I would like to produce, for every $n \in \mathbb{N}$, a function $f_n: \mathbb{R}^d \to \mathbb{R}^d$ with the following properties:
- $f_n \in C^\infty(\mathbb{R}^d; \mathbb{R}^d)$,
- $f_n(x)=x$ for every $x \in \mathbb{R}^d$ with $|x| \le n$,
- $|f_n(x)| \le C_n$ for every $x \in \mathbb{R}^d$ and some constant $C_n>0$,
- the operator norm of the Jacobian matrix of $f$ at $x$, $\|D f(x)\|$, is uniformly bounded by $1$ (even $1+\epsilon_n$ with $\epsilon_n \downarrow 0$ would be ok).

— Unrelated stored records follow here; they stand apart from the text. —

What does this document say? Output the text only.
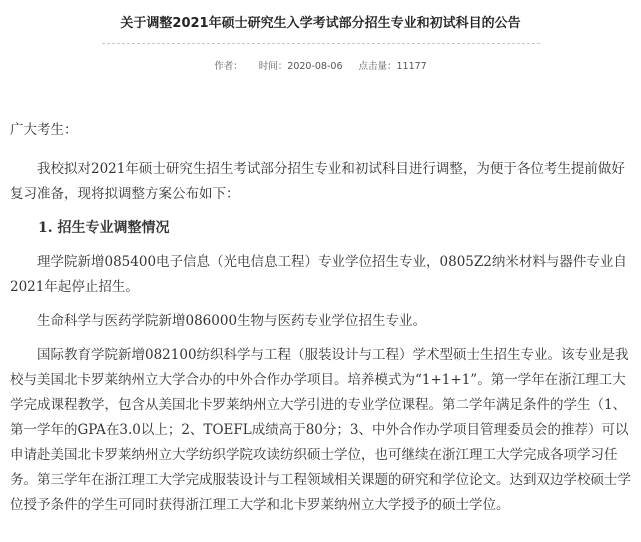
关于调整2021年硕士研究生入学考试部分招生专业和初试科目的公告
作者： 时间：2020-08-06 点击量：11177

广大考生：

我校拟对2021年硕士研究生招生考试部分招生专业和初试科目进行调整，为便于各位考生提前做好复习准备，现将拟调整方案公布如下：

1. 招生专业调整情况

理学院新增085400电子信息（光电信息工程）专业学位招生专业，0805Z2纳米材料与器件专业自2021年起停止招生。

生命科学与医药学院新增086000生物与医药专业学位招生专业。

国际教育学院新增082100纺织科学与工程（服装设计与工程）学术型硕士生招生专业。该专业是我校与美国北卡罗莱纳州立大学合办的中外合作办学项目。培养模式为“1+1+1”。第一学年在浙江理工大学完成课程教学，包含从美国北卡罗莱纳州立大学引进的专业学位课程。第二学年满足条件的学生（1、第一学年的GPA在3.0以上；2、TOEFL成绩高于80分；3、中外合作办学项目管理委员会的推荐）可以申请赴美国北卡罗莱纳州立大学纺织学院攻读纺织硕士学位，也可继续在浙江理工大学完成各项学习任务。第三学年在浙江理工大学完成服装设计与工程领域相关课题的研究和学位论文。达到双边学校硕士学位授予条件的学生可同时获得浙江理工大学和北卡罗莱纳州立大学授予的硕士学位。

This is easy to be done in dimension $d=1$ (it is enough to smoothly join the identity function with the constant $2n$ from $x=n$ to $x=2n$ keeping the absolute value of the derivative bounded by $1$), but even in dimension $d=2$, I cannot come up with an example.
Thank you in advance for your help!
EDIT: maybe I have a solution: consider the function $g_n:\mathbb{R}^d \to \mathbb{R}^d$ defined as $$ g_n(x):= \begin{cases} x \quad &\text{ if } |x|\le n+1, \\ x/|x|(n+1) \quad &\text{ if } |x| \ge n+1. \\ \end{cases} $$ Then $g_n$ is $1$-Lipschitz and $(n+1)$-boudned. Consider a standard mollifier $\varrho$ and then define $f_n:= g_n \ast \varrho$. This is again $1$-Lipschtiz and smooth hence the norm of its derivative is bounded above by $1$, it also coincides with $x$ if $|x| \le n$ and it is bounded.